Hellinger Family Constellations
Family Constellations is a group experiential process that aims to release and resolve profound tensions within and between people. It does not require that those with whom we have tension be present for the session as they are represented by others in the group. This means that it is possible to work through unresolved issues with those who have died. This work tends to be quite profound in it's capacity to create significant shifts in painful relationships.
What does it look like?
- A group of workshop participants is led by a facilitator. Members of the group can explore an urgent personal issue (referred to as a Constellation). Generally, several members will be given an opportunity to set up a Constellation in each session.
- After a brief interview, the facilitator suggests who will be represented in the Constellation. These are usually a representative for the seeker, one or more family members, and sometimes abstract concepts such as "depression" or a country.
- The person presenting the issue (seeker or client) asks people from the group to be representatives. He or she arranges the representatives according to what feels right in the moment. The seeker then sits down and observes.
- Several minutes elapse with the representatives standing still and silent in their places. Representatives do not act, pose or role play.
- Emphasis is placed on intuition in placing the representatives and in subsequent steps of the procedure. The aim is to tap into what is referred to as The Knowing Field. The Knowing Field guides participants to perceive and articulate feelings and sensation that mirror those of the real family members they represent. The representatives have little or no factual knowledge about those they represent. Nevertheless, the representatives usually experience feelings or physical sensations which inform the process.
- The facilitator may ask each representative to describe how it feels to be placed in relation to the others. At this point, the facilitator, seeker, and group members may perceive something in the spacial relationships and feelings held by the representatives that is informative regarding an underlying dynamic that relates to the presenting personal issue.
- A healing resolution for the issue generally involves the repositioning the representatives and for the facilitator to suggest one or two sentences to be spoken aloud. If the representatives do not feel better in their new position or sentence, they can move again or try a different sentence.
- A healing resolution is achieved when every representative feels right in his or her place and the other representatives agree. This is claimed to represent, in an abstract way, a possible resolution of the issues faced by the subject of the session.
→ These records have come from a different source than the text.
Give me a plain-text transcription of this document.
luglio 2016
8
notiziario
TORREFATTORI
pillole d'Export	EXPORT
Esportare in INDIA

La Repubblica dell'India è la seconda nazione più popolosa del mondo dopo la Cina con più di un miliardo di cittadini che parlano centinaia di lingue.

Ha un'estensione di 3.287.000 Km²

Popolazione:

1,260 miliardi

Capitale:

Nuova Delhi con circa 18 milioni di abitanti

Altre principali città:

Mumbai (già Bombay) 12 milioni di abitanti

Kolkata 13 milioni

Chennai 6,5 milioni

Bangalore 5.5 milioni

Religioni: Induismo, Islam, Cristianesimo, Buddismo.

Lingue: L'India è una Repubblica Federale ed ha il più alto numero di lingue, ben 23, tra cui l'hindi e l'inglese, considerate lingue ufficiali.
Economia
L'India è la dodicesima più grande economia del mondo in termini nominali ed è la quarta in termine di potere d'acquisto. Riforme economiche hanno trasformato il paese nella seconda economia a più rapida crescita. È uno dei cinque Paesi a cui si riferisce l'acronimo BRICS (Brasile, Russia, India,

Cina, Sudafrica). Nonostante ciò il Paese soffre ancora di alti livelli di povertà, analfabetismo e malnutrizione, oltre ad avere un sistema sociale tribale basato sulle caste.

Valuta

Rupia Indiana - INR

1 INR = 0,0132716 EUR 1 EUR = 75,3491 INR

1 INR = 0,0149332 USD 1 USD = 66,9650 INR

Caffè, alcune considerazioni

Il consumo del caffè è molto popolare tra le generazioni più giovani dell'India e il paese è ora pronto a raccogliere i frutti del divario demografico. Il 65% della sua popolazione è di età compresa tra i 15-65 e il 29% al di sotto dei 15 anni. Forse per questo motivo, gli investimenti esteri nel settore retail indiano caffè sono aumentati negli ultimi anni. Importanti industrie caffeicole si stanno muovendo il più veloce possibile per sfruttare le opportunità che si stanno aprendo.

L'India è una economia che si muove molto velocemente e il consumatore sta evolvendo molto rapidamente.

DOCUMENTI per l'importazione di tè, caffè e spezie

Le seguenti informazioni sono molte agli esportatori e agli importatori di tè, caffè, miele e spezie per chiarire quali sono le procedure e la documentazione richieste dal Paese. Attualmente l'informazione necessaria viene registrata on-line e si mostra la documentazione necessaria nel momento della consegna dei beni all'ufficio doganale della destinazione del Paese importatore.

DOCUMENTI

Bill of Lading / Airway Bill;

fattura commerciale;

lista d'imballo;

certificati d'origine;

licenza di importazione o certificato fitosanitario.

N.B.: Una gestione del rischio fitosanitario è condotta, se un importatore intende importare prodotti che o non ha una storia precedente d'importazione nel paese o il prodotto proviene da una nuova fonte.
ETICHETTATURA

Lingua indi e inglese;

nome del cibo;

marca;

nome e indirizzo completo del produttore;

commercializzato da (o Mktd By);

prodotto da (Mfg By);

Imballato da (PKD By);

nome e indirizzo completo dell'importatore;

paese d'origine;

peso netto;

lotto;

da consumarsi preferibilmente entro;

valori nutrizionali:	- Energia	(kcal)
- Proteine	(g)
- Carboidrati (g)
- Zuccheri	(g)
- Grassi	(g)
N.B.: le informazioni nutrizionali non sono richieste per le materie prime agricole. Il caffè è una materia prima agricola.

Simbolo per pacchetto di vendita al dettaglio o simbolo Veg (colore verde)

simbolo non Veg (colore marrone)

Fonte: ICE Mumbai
- Along the way to finding this healing resolution, particular attention is paid by the practitioner to configurations of the group that do not feel right or which generate negative feelings or physical sensations. Such configurations may represent systemic entanglements between the seeker's family members. Systemic entanglements occur when unresolved trauma has afflicted a family through an event such as murder, suicide, death of a mother in childbirth, early death of a parent or sibling, war, natural disaster, emigration, or abuse. The negative legacy from such events can be passed down to succeeding generations, even if those affected now are unaware of the original event in the past.